ORDERED that the order is reversed, on the law, with costs, and the defendants' motion for summary judgment dismissing the complaint is granted.

 The defendants met their prima facie burden of showing that the plaintiffs Dennis Sutton and Lacy Ann Small (hereinafter together the injured plaintiffs) did not sustain serious injuries within the meaning of Insurance Law § 5102(d) as a result of the subject accident (see Toure v. Avis Rent A Car Sys., 98 N.Y.2d 345, 746 N.Y.S.2d 865, 774 N.E.2d 1197;  Gaddy v. Eyler, 79 N.Y.2d 955, 956-957, 582 N.Y.S.2d 990, 591 N.E.2d 1176;  see also Kearse v. New York City Tr. Auth., 16 A.D.3d 45, 789 N.Y.S.2d 281).   In opposition, the plaintiffs failed to raise a triable issue of fact.   Initially, Dennis' hospital records, submitted by the plaintiffs, were not in admissible form because they were unsworn (see McNeil v. New York City Tr. Auth., 60 A.D.3d 1018, 877 N.Y.S.2d 351;  Sapienza v. Ruggiero, 57 A.D.3d 643, 869 N.Y.S.2d 192;  Choi Ping Wong v. Innocent, 54 A.D.3d 384, 864 N.Y.S.2d 435).
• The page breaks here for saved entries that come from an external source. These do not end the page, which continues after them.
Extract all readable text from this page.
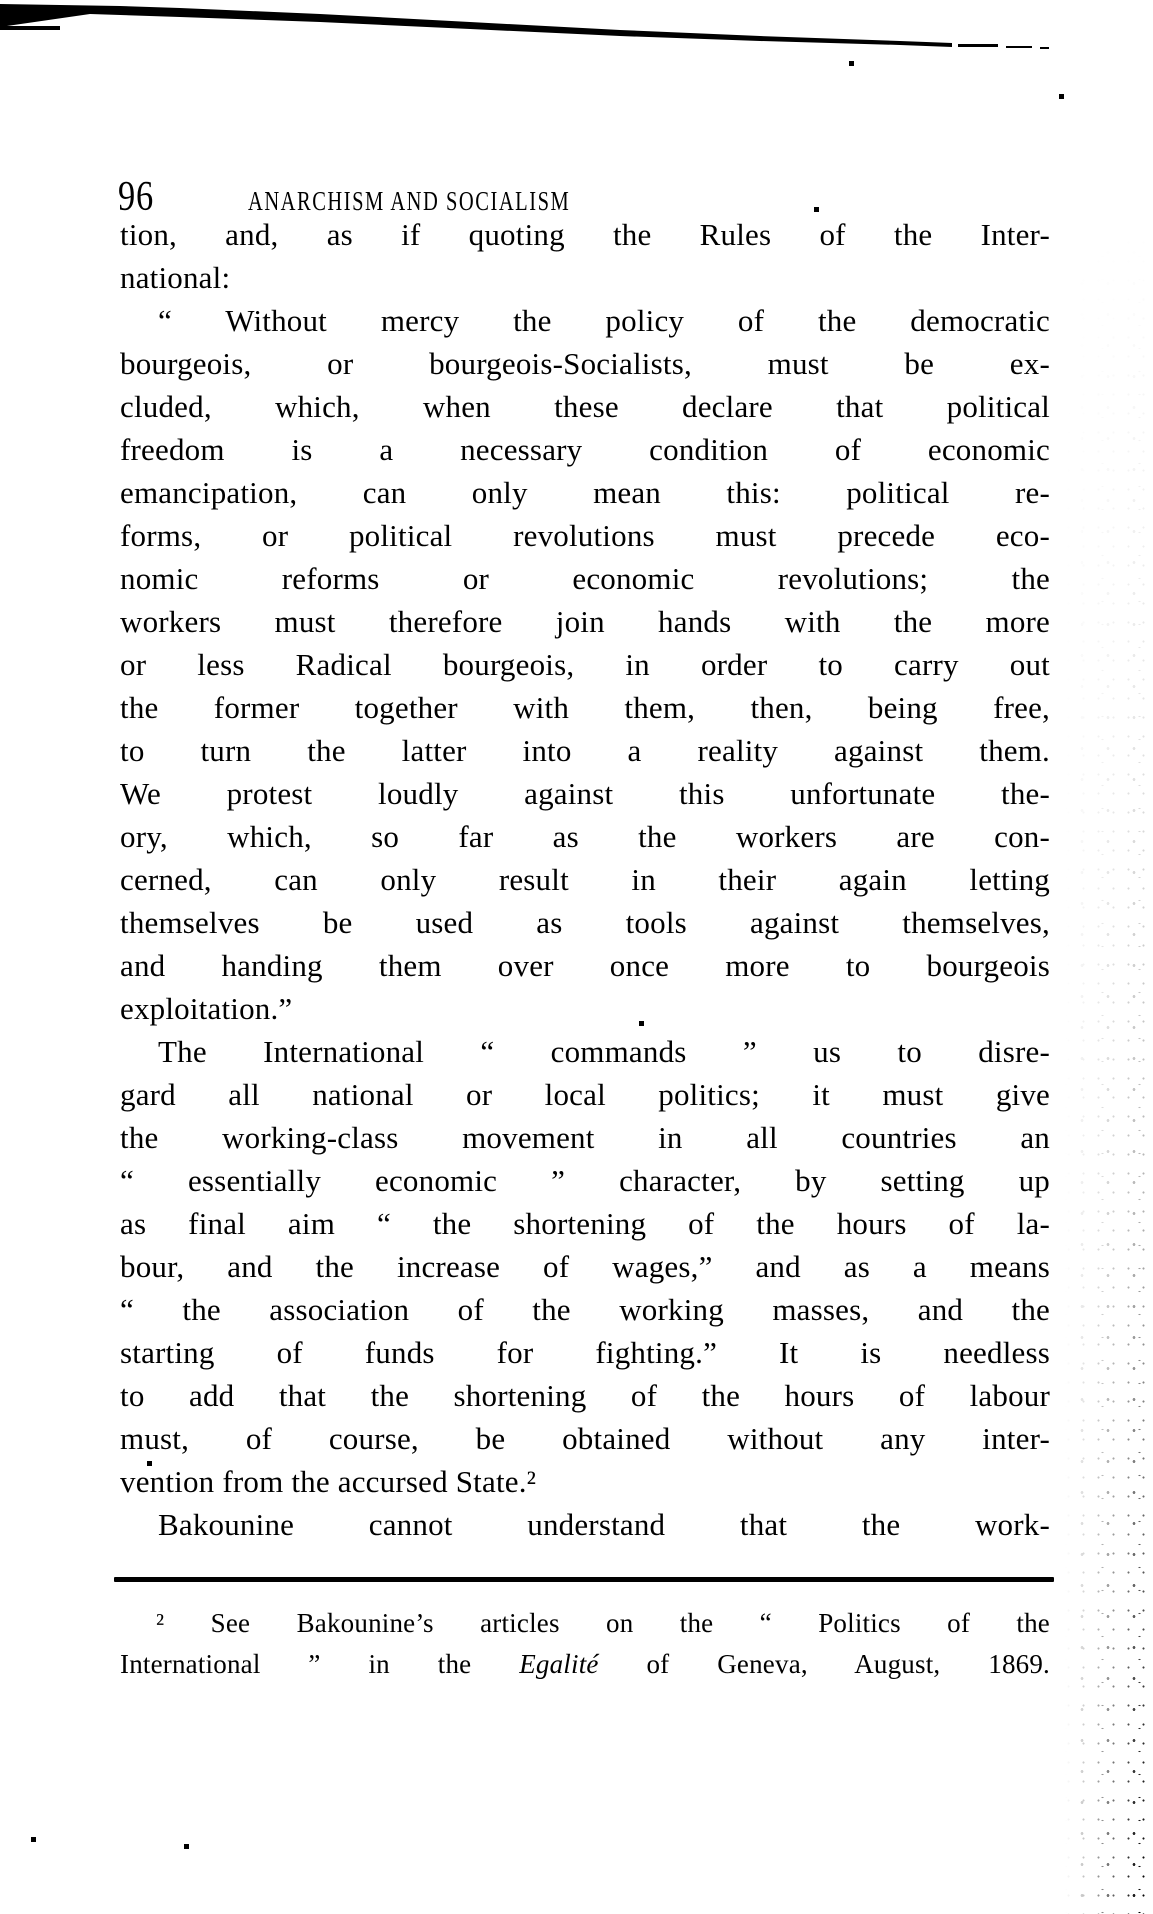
96	ANARCHISM AND SOCIALISM
tion, and, as if quoting the Rules of the Inter-
national:
“ Without mercy the policy of the democratic
bourgeois, or bourgeois-Socialists, must be ex-
cluded, which, when these declare that political
freedom is a necessary condition of economic
emancipation, can only mean this: political re-
forms, or political revolutions must precede eco-
nomic reforms or economic revolutions; the
workers must therefore join hands with the more
or less Radical bourgeois, in order to carry out
the former together with them, then, being free,
to turn the latter into a reality against them.
We protest loudly against this unfortunate the-
ory, which, so far as the workers are con-
cerned, can only result in their again letting
themselves be used as tools against themselves,
and handing them over once more to bourgeois
exploitation.”
The International “ commands ” us to disre-
gard all national or local politics; it must give
the working-class movement in all countries an
“ essentially economic ” character, by setting up
as final aim “ the shortening of the hours of la-
bour, and the increase of wages,” and as a means
“ the association of the working masses, and the
starting of funds for fighting.” It is needless
to add that the shortening of the hours of labour
must, of course, be obtained without any inter-
vention from the accursed State.²
Bakounine cannot understand that the work-
² See Bakounine’s articles on the “ Politics of the
International ” in the Egalité of Geneva, August, 1869.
 The affirmed medical reports of the injured plaintiffs' treating physician, Dr. Jorge Rivero, failed to raise a triable issue of fact.   While he noted range-of-motion limitations in the cervical and lumbar regions of the injured plaintiffs' respective spines, neither he nor the plaintiffs proffered any competent objective medical evidence that revealed the existence of range-of-motion limitations in those areas that were contemporaneous with the subject accident (see Jules v. Calderon, 62 A.D.3d 958, 880 N.Y.S.2d 131;  Garcia v. Lopez, 59 A.D.3d 593, 872 N.Y.S.2d 719;  Leeber v. Ward, 55 A.D.3d 563, 865 N.Y.S.2d 614;  Ferraro v. Ridge Car Serv., 49 A.D.3d 498, 854 N.Y.S.2d 408;  D'Onofrio v. Floton, Inc., 45 A.D.3d 525, 845 N.Y.S.2d 421).

 While the plaintiffs properly relied upon the unsworn magnetic resonance imaging (hereinafter MRI) reports concerning the injured plaintiffs (see Thompson v. Saunders, 57 A.D.3d 971, 871 N.Y.S.2d 335;  Williams v. Clark, 54 A.D.3d 942, 864 N.Y.S.2d 493;  Zarate v. McDonald, 31 A.D.3d 632, 819 N.Y.S.2d 288;  Ayzen v. Melendez, 299 A.D.2d 381, 749 N.Y.S.2d 445), those reports failed to raise a triable issue of fact on their own.   The MRI reports merely revealed the existence of bulging discs at L4-5, L5-S1, and C5-6 in Dennis's spine, and bulging discs at C5-6 and C6-7 in Lacy Ann's cervical spine.   The mere existence of a bulging disc is not evidence of a serious injury in the absence of objective evidence of the extent of the alleged physical limitations resulting from the disc injury and its duration (see Sealy v. Riteway-1, Inc., 54 A.D.3d 1018, 865 N.Y.S.2d 129;  Kilakos v. Mascera, 53 A.D.3d 527, 862 N.Y.S.2d 529;  Cerisier v. Thibiu, 29 A.D.3d 507, 815 N.Y.S.2d 140;  Bravo v. Rehman, 28 A.D.3d 694, 814 N.Y.S.2d 225;  Kearse v. New York City Tr. Auth., 16 A.D.3d 45, 789 N.Y.S.2d 281).   The plaintiffs failed to supply such objective medical evidence.

The plaintiffs failed to submit competent medical evidence demonstrating that the injuries the injured plaintiffs allegedly sustained in the subject accident rendered them unable to perform substantially all of their usual and customary daily activities for not less than 90 days of the first 180 days subsequent to the subject accident (see Roman v. Fast Lane Car Serv., Inc., 46 A.D.3d 535, 846 N.Y.S.2d 613;  Sainte-Aime v. Ho, 274 A.D.2d 569, 712 N.Y.S.2d 133).